Table 1. Comparison of Verdet constants in the DUV region

The optimum medium length for the FR can be calculated using the fitting function. In the simplest optical isolator, the rotation angle by the FR should be 45°. Table 2 presents the optimum thicknesses of SQ for the FR in a typical UV-DUV laser. The strength of the magnetic field was assumed to be 1 T for this calculation. Evidently, those thicknesses are in the range of 10-45 mm, and they are acceptable for assembling a compact optical isolator at the DUV wavelength range.

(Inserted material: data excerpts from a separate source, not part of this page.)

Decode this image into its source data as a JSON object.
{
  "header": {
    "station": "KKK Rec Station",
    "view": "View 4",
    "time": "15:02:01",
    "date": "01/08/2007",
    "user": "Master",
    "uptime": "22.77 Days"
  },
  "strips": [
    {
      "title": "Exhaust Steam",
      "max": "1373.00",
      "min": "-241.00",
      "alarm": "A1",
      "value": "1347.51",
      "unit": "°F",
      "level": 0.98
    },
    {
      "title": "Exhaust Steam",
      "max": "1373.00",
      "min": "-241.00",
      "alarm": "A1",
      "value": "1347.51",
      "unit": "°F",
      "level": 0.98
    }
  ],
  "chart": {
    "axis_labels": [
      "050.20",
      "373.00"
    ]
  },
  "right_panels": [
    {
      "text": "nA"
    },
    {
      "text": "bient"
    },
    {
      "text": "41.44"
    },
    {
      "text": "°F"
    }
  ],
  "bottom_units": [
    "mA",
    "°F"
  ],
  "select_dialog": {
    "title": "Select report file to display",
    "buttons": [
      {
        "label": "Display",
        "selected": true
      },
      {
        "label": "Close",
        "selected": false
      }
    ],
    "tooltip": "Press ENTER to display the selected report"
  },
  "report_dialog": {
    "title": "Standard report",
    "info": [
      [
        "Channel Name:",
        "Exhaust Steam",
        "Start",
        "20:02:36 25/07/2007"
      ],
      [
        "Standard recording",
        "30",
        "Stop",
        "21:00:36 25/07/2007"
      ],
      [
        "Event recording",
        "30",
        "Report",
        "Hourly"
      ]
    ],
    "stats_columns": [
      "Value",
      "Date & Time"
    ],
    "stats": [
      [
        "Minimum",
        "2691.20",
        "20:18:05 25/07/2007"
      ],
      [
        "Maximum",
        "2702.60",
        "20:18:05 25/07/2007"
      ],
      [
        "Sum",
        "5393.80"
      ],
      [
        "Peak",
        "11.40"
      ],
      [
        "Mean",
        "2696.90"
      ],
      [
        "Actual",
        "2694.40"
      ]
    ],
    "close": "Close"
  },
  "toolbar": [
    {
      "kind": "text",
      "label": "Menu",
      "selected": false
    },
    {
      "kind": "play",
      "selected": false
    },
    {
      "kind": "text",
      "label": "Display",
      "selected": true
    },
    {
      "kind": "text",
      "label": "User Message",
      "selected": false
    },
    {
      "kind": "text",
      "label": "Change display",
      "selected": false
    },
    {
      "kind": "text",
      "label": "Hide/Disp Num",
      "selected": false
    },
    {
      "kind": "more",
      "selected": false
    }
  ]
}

The critical characteristic is that the Verdet constant of diamagnetic materials is not dependent on temperature [19]. Therefore, it can be concluded that the term of thermal depolarization caused by the temperature dependent Verdet constant can be ignored [20]. The thermal depolarization by the change of eigenpolarizations caused by the photoelastic effect can be estimated by following equation [20].

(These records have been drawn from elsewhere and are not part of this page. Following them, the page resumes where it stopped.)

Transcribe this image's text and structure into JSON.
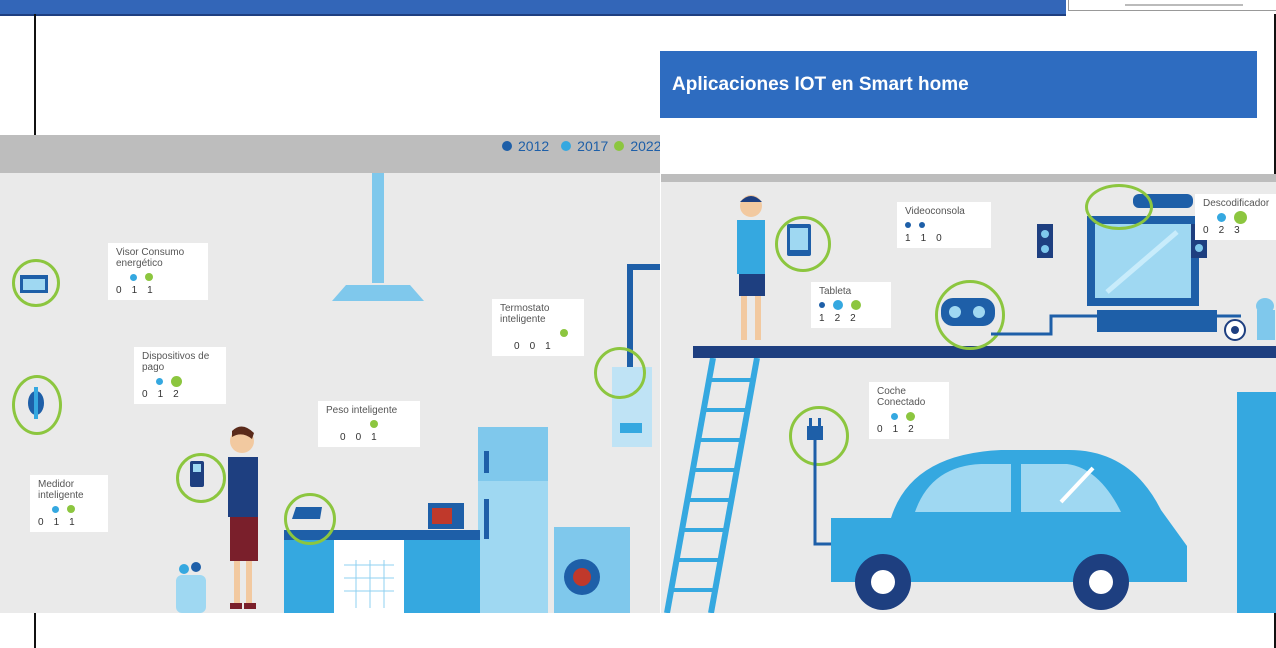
{
  "slide": {
    "title": "Aplicaciones IOT en Smart home"
  },
  "legend": {
    "items": [
      {
        "label": "2012",
        "color": "#1e5fa8"
      },
      {
        "label": "2017",
        "color": "#35a8e0"
      },
      {
        "label": "2022",
        "color": "#8cc63f"
      }
    ]
  },
  "devices": {
    "visor": {
      "label": "Visor Consumo energético",
      "values": [
        "0",
        "1",
        "1"
      ]
    },
    "dispositivos": {
      "label": "Dispositivos de pago",
      "values": [
        "0",
        "1",
        "2"
      ]
    },
    "medidor": {
      "label": "Medidor inteligente",
      "values": [
        "0",
        "1",
        "1"
      ]
    },
    "peso": {
      "label": "Peso inteligente",
      "values": [
        "0",
        "0",
        "1"
      ]
    },
    "termostato": {
      "label": "Termostato inteligente",
      "values": [
        "0",
        "0",
        "1"
      ]
    },
    "tableta": {
      "label": "Tableta",
      "values": [
        "1",
        "2",
        "2"
      ]
    },
    "videoconsola": {
      "label": "Videoconsola",
      "values": [
        "1",
        "1",
        "0"
      ]
    },
    "descodificador": {
      "label": "Descodificador",
      "values": [
        "0",
        "2",
        "3"
      ]
    },
    "coche": {
      "label": "Coche Conectado",
      "values": [
        "0",
        "1",
        "2"
      ]
    }
  }
}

$$\gamma _P^{} = {\left[ {\frac{{Lk{P_0}Q}}{{\lambda \kappa }}} \right]^2} \cdot \frac{{{A_1}}}{{{\pi ^2}}}$$
where L is a crystal length, κ is the thermal conductivity of the medium, P0 is the total beam power and Q is the thermo-optical constant which is given by
$$Q = \left( {\frac{1}{L}\frac{{dL}}{{dT}}} \right)\frac{{n_0^3}}{4}\frac{{1 + \nu }}{{1 - \nu }} \cdot ({{p_{11}} - {p_{12}}} ), $$

Tables Icon

Table 2. Design parameters of Faraday rotators for a typical DUV laser

ν is the Poisson coefficient, n0 is the refractive index, pi,j are photo elastic coefficients, and

$${A_1} = \int_0^\infty {{{\left( {\frac{1}{y} - \frac{{\exp ( - y)}}{y} - 1} \right)}^2}\exp ( - y)dy} \cong 0.137.$$

By using λ = 200 nm, L = 20 mm, Q ≈ 10−7 K-1(calculated from Ref. [8,21]). Assuming P0= 100- W, the thermal depolarization γP can be estimated to be ∼0.001 (30 dB). Also, the thermal lens effect can be estimated by following equation [13].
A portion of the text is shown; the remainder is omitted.